EF 9 以降では、MSBuild タスクを使用して、プロジェクトのビルド時または発行時に、コンパイル済みモデルとプリコンパイル済みクエリを自動的に生成できます。 これは主に NativeAOT 発行で使用することを目的としています。
警告
NativeAOT のサポートと MSBuild の統合は試験的な機能であり、運用環境での使用にはまだ適していません。
タスクのインストール
開始するには、Microsoft.EntityFrameworkCore.Tasks NuGet パッケージをインストールします。 次に例を示します。
dotnet add package Microsoft.EntityFrameworkCore.Tasks
注意
生成されたファイルでコンパイルする必要があるすべての プロジェクトは NuGet パッケージを参照する必要があります。既定では推移的ではありません。
タスクの使用
プロジェクトで <PublishAot>true</PublishAot> が指定されている場合、既定では、MSBuild タスクは発行時にコンパイル済みモデルとプリコンパイル済みクエリを生成します。 それ以外の場合は、次のプロパティを設定して生成動作を制御できます。
| MSBuild のプロパティ | 説明 |
|---|---|
| EFOptimizeContext | MSBuild 統合を有効にするには、 true に設定します。
EF Core 9-10 のみ。EF Core 11 で削除されました。 |
| EFScaffoldModelStage | コンパイル済みモデルが生成されるステージを示す publish、 build 、または none に設定します。 既定値は publish です。 |
| EFPrecompileQueriesStage | プリコンパイル済みクエリが生成されるステージを示す publish、 build 、または none に設定します。 既定値は publish です。 |
| DbContextName | 使用する派生 DbContext クラス。 クラス名のみ、または名前空間で完全修飾された名前。 このオプションを省略すると、EF Core はプロジェクト内のすべてのコンテキスト クラスに対して生成を実行します。 |
| EFTargetNamespace | 生成されるすべてのクラスに使用する名前空間。 このオプションを省略すると、EF Core は $(RootNamespace)を使用します。 |
| EFOutputDir | 生成されたファイルをプロジェクトのコンパイル前に配置するフォルダー。 このオプションを省略すると、EF Core は $(IntermediateOutputPath)を使用します。 |
| EFNullable | 生成されたコードで null 許容参照型を使用するかどうかを指定します。 このオプションを省略すると、EF Core は $(Nullable)を使用します。 |
注意
EF Core 11 以降では、 EFOptimizeContext プロパティは 削除されました。
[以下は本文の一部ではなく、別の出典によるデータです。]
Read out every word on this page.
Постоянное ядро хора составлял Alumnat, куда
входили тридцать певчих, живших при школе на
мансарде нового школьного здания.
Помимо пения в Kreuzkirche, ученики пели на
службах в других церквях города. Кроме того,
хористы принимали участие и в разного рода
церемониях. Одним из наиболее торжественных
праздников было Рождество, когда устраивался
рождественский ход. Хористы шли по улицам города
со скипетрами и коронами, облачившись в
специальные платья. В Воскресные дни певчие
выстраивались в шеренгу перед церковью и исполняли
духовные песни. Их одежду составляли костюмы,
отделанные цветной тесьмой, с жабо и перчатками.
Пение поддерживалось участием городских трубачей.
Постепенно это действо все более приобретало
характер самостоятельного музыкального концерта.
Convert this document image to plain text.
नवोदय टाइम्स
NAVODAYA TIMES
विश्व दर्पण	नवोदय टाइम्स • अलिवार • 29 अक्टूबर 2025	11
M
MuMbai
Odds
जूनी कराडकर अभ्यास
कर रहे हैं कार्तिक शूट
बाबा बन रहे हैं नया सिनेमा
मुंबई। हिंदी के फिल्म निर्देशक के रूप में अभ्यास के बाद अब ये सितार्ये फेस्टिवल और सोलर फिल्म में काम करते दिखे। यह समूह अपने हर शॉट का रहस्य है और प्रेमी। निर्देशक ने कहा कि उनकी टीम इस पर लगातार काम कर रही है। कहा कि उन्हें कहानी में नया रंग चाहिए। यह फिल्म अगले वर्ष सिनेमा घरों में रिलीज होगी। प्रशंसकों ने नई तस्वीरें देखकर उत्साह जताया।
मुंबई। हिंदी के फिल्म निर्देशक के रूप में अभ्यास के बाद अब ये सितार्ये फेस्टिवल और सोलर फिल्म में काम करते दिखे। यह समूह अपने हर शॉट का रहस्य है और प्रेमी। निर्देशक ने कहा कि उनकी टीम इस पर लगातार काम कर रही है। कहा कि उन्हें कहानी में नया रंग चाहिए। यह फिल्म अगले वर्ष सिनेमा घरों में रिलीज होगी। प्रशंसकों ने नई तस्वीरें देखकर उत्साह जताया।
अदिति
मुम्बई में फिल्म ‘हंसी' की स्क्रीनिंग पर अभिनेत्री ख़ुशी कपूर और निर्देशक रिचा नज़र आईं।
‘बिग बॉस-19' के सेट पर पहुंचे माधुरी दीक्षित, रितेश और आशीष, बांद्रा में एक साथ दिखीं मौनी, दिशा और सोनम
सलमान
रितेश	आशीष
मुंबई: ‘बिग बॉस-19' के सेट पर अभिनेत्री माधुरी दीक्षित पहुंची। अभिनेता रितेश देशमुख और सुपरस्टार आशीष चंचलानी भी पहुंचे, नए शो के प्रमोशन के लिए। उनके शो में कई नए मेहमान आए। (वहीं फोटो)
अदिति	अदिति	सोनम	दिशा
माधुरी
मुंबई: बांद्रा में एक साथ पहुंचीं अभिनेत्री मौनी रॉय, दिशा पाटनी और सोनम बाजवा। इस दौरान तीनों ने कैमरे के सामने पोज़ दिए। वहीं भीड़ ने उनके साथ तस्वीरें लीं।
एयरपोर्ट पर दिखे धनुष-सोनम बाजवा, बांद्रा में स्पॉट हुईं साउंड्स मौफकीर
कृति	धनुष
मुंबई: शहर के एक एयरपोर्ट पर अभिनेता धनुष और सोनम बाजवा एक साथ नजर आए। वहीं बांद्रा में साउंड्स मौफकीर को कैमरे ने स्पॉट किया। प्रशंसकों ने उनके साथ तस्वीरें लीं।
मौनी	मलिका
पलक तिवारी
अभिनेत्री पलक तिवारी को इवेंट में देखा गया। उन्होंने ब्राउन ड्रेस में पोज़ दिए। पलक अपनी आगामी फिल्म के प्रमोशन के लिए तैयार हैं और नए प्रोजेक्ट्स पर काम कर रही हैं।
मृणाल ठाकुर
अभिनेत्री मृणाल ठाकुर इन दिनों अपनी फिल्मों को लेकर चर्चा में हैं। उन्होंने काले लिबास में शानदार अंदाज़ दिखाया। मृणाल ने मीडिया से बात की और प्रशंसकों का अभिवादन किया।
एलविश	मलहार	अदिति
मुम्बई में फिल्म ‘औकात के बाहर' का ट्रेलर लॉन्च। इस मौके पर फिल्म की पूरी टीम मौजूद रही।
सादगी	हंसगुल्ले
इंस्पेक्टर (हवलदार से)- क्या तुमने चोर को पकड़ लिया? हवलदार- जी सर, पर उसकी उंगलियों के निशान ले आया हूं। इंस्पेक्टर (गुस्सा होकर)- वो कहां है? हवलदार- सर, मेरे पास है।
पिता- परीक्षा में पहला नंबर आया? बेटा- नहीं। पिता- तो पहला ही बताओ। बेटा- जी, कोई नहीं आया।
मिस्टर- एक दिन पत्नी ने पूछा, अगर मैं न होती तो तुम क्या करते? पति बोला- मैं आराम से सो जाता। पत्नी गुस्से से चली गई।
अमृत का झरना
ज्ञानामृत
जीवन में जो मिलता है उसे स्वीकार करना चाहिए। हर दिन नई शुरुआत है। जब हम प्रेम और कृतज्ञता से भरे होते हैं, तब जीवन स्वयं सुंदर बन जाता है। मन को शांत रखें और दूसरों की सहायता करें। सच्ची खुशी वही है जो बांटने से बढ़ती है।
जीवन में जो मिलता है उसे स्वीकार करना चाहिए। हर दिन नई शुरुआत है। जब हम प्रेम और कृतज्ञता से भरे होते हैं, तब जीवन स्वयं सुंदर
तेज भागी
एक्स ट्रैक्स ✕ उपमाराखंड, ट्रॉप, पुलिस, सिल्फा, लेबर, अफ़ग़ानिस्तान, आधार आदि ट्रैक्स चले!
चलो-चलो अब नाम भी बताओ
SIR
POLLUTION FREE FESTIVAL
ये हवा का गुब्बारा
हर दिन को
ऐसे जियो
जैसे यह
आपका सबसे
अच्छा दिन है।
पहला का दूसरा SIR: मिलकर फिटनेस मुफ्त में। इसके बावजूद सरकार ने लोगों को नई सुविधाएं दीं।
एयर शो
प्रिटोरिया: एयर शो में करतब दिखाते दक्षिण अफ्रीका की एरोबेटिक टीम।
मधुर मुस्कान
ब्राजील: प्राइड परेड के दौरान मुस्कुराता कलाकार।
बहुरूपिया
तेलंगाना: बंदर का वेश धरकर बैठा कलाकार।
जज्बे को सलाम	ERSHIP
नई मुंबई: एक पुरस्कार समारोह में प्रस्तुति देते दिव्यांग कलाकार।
EFScaffoldModelStageプロパティとEFPrecompileQueriesStage プロパティは個別に動作するようになりました。追加の有効化フラグは必要ありません。
制限事項
-
publishステージで統合を使用する場合は、スタートアップ プロジェクトで rid も設定します (例: <RuntimeIdentifier>win-x64</RuntimeIdentifier>) - 逆ビルド依存関係が発生する可能性があるため、この方法を使用する場合は、別のスタートアップ プロジェクトを指定できません。 つまり、コンテキスト プロジェクトは構成の観点から自動的に行う必要があるため、通常、アプリが別のプロジェクトでホスト ビルダーを使用してコンテキストを構成する場合は、コンテキスト プロジェクトで IDesignTimeDbContextFactory<TContext> をする必要があります。
- コンパイル済みモデルが生成される前にプロジェクトをコンパイル可能にする必要があるため、このアプローチでは、コンパイル済みモデルのカスタマイズのための部分的なメソッド実装はサポートされません。
- 現時点では、NativeAOT に必要な追加のコードがコンパイル済みモデルで常に生成されます。 NativeAOT を有効にする予定がない場合は、CLI ツールを使用してコンパイル済みモデルを 生成します。